The economy of St. Kitts and Nevis recorded a growth rate of over six percent in 2004, driven largely by the expanding tourism sector, Prime Minister and Minister of Finance, Dr. Denzil L. Douglas has announced.
Dr Douglas told the Federal Assembly last week that St. Kitts and Nevis posted an impressive growth rate of 6.4 percent in 2004 following a challenging two-year period during 2002 and 2003 when economic activity was relatively flat. Increased activities in the areas of tourism, transport, non-sugar agriculture, manufacturing and construction contributed to the overall boost in GDP.
According to Dr Douglas, the jurisdiction's economic performance was worthy of praise when viewed against the backdrop of relatively high public sector debt, the uncertain global economic climate and rising energy prices.

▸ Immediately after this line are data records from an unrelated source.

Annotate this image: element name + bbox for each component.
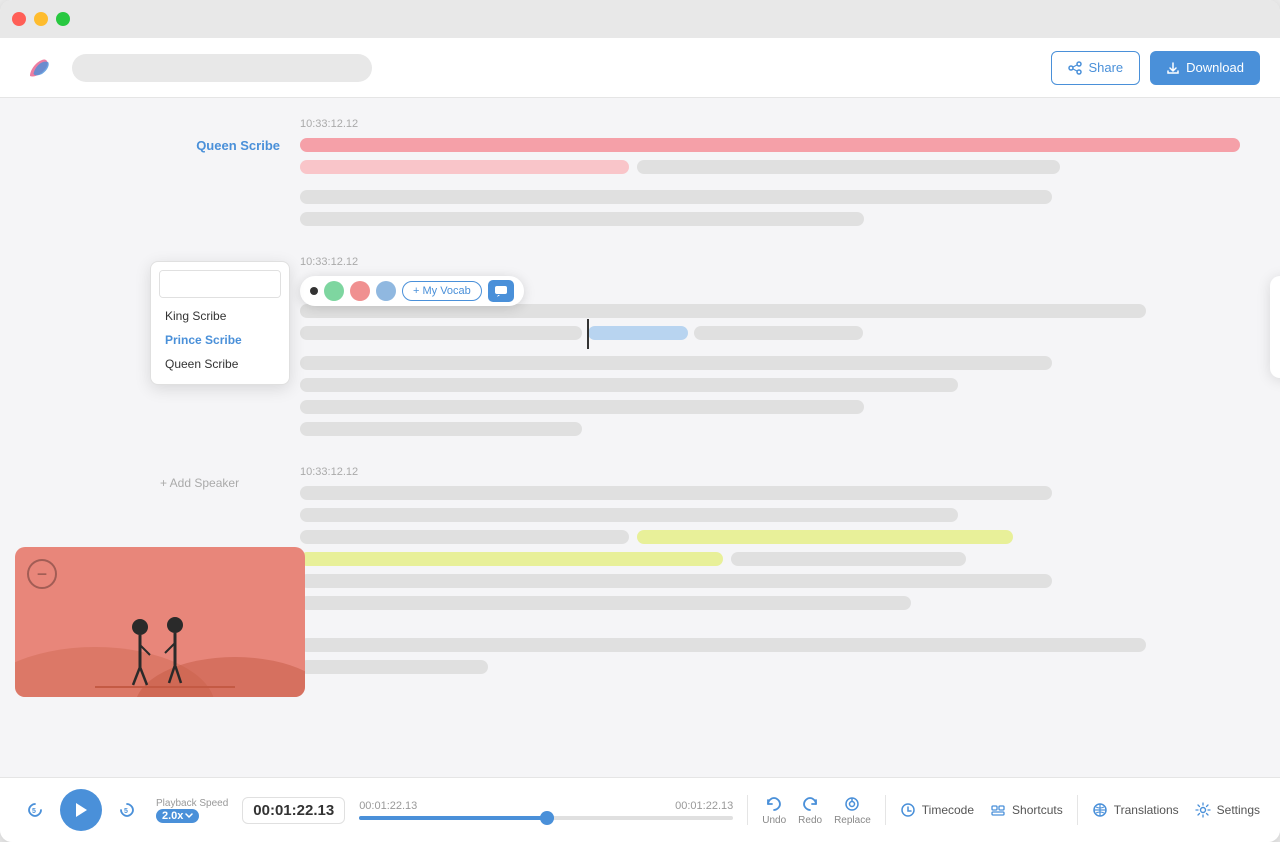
shortcuts-label: Shortcuts (1012, 803, 1063, 817)
rewind-button[interactable]: 5 (20, 795, 50, 825)
speed-badge[interactable]: 2.0x (156, 809, 199, 823)
redo-label: Redo (798, 815, 822, 826)
replace-label: Replace (834, 815, 871, 826)
color-blue-button[interactable] (376, 281, 396, 301)
transcript-block-3: 10:33:12.12 + Add Speaker (300, 466, 1240, 674)
text-line (300, 574, 1052, 588)
translations-button[interactable]: Translations (1092, 802, 1179, 818)
header-actions: Share Download (1051, 51, 1260, 85)
share-button[interactable]: Share (1051, 51, 1140, 85)
time-end: 00:01:22.13 (675, 800, 733, 812)
speaker-option-prince[interactable]: Prince Scribe (159, 328, 281, 352)
progress-area: 00:01:22.13 00:01:22.13 (359, 800, 733, 820)
timecode-label: Timecode (922, 803, 974, 817)
text-line (300, 638, 1146, 652)
editor: 10:33:12.12 Queen Scribe 10:33:12.12 + (0, 98, 1280, 777)
download-button[interactable]: Download (1150, 51, 1260, 85)
main-content: 10:33:12.12 Queen Scribe 10:33:12.12 + (0, 98, 1280, 777)
search-bar-container (72, 54, 372, 82)
titlebar (0, 0, 1280, 38)
speed-control: Playback Speed 2.0x (156, 798, 228, 823)
color-green-button[interactable] (324, 281, 344, 301)
timestamp-3: 10:33:12.12 (300, 466, 1240, 478)
close-button[interactable] (12, 12, 26, 26)
undo-label: Undo (762, 815, 786, 826)
header: Share Download (0, 38, 1280, 98)
redo-button[interactable]: Redo (798, 795, 822, 826)
video-preview: − (15, 547, 305, 697)
timecode-button[interactable]: Timecode (900, 802, 974, 818)
shortcuts-button[interactable]: Shortcuts (990, 802, 1063, 818)
share-label: Share (1088, 60, 1123, 75)
text-line (300, 190, 1052, 204)
format-toolbar: + My Vocab (300, 276, 524, 306)
progress-fill (359, 816, 554, 820)
add-speaker-button[interactable]: + Add Speaker (160, 476, 239, 490)
transcript-block-1: 10:33:12.12 Queen Scribe (300, 118, 1240, 226)
speaker-dropdown: + King Scribe Prince Scribe Queen Scribe (150, 261, 290, 385)
separator-3 (1077, 795, 1078, 825)
speaker-option-queen[interactable]: Queen Scribe (159, 352, 281, 376)
translations-label: Translations (1114, 803, 1179, 817)
download-label: Download (1186, 60, 1244, 75)
svg-text:5: 5 (124, 808, 128, 815)
logo (20, 50, 56, 86)
text-line (300, 508, 958, 522)
vocab-button[interactable]: + My Vocab (402, 281, 482, 301)
svg-text:5: 5 (32, 808, 36, 815)
separator-2 (885, 795, 886, 825)
undo-redo-controls: Undo Redo Replace (762, 795, 871, 826)
progress-bar[interactable] (359, 816, 733, 820)
comment-bubble (1270, 276, 1280, 378)
timecode-display: 00:01:22.13 (242, 797, 345, 824)
app-window: Share Download 10:33:12.12 Queen Scribe (0, 0, 1280, 842)
text-line (300, 596, 911, 610)
playback-bar: 5 5 Playback Speed 2.0x (0, 777, 1280, 842)
progress-thumb[interactable] (540, 811, 554, 825)
document-title-bar (72, 54, 372, 82)
separator (747, 795, 748, 825)
text-line (300, 378, 958, 392)
text-line (300, 422, 582, 436)
text-line (300, 138, 1240, 152)
speed-value: 2.0x (162, 810, 183, 822)
speaker-search-row[interactable]: + (159, 270, 281, 298)
speaker-option-king[interactable]: King Scribe (159, 304, 281, 328)
settings-button[interactable]: Settings (1195, 802, 1260, 818)
text-line (300, 400, 864, 414)
text-line (300, 660, 488, 674)
transcript-block-2: 10:33:12.12 + King Scribe Prince Scribe … (300, 256, 1240, 436)
maximize-button[interactable] (56, 12, 70, 26)
text-line (300, 356, 1052, 370)
settings-label: Settings (1217, 803, 1260, 817)
minimize-button[interactable] (34, 12, 48, 26)
text-line (300, 304, 1146, 318)
text-line (300, 212, 864, 226)
speed-label: Playback Speed (156, 798, 228, 809)
comment-button[interactable] (488, 280, 514, 302)
replace-button[interactable]: Replace (834, 795, 871, 826)
time-start: 00:01:22.13 (359, 800, 417, 812)
color-red-button[interactable] (350, 281, 370, 301)
playback-controls: 5 5 (20, 789, 142, 831)
timestamp-2: 10:33:12.12 (300, 256, 1240, 268)
text-line (300, 486, 1052, 500)
play-button[interactable] (60, 789, 102, 831)
speaker-queen[interactable]: Queen Scribe (160, 138, 280, 153)
speaker-search-input[interactable] (160, 271, 281, 297)
timestamp-1: 10:33:12.12 (300, 118, 1240, 130)
forward-button[interactable]: 5 (112, 795, 142, 825)
undo-button[interactable]: Undo (762, 795, 786, 826)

By comparison, the average economic growth rate of the countries in the Eastern Caribbean Currency Union (Anguilla, Antigua & Barbuda, Dominica, Grenada, Montserrat, St Kitts & Nevis, St Lucia and St Vincent & the Grenadines) was 3.9 percent, while the average growth rate amongst developing economies in the western hemisphere was 5.6 percent. The economies of industrialized countries grew on average 3.3 percent.
The current account deficit narrowed to $236.4 million or 21.3 percent of GDP in 2004 from $312.5 million or 31.3 percent of GDP in 2003 due mainly to higher tourism receipts, which grew by 39 percent to reach $282.9 million in 2004.
Inflation remained stable in the first six months of 2005 at 2.2 percent, compared to 2.3% in 2004.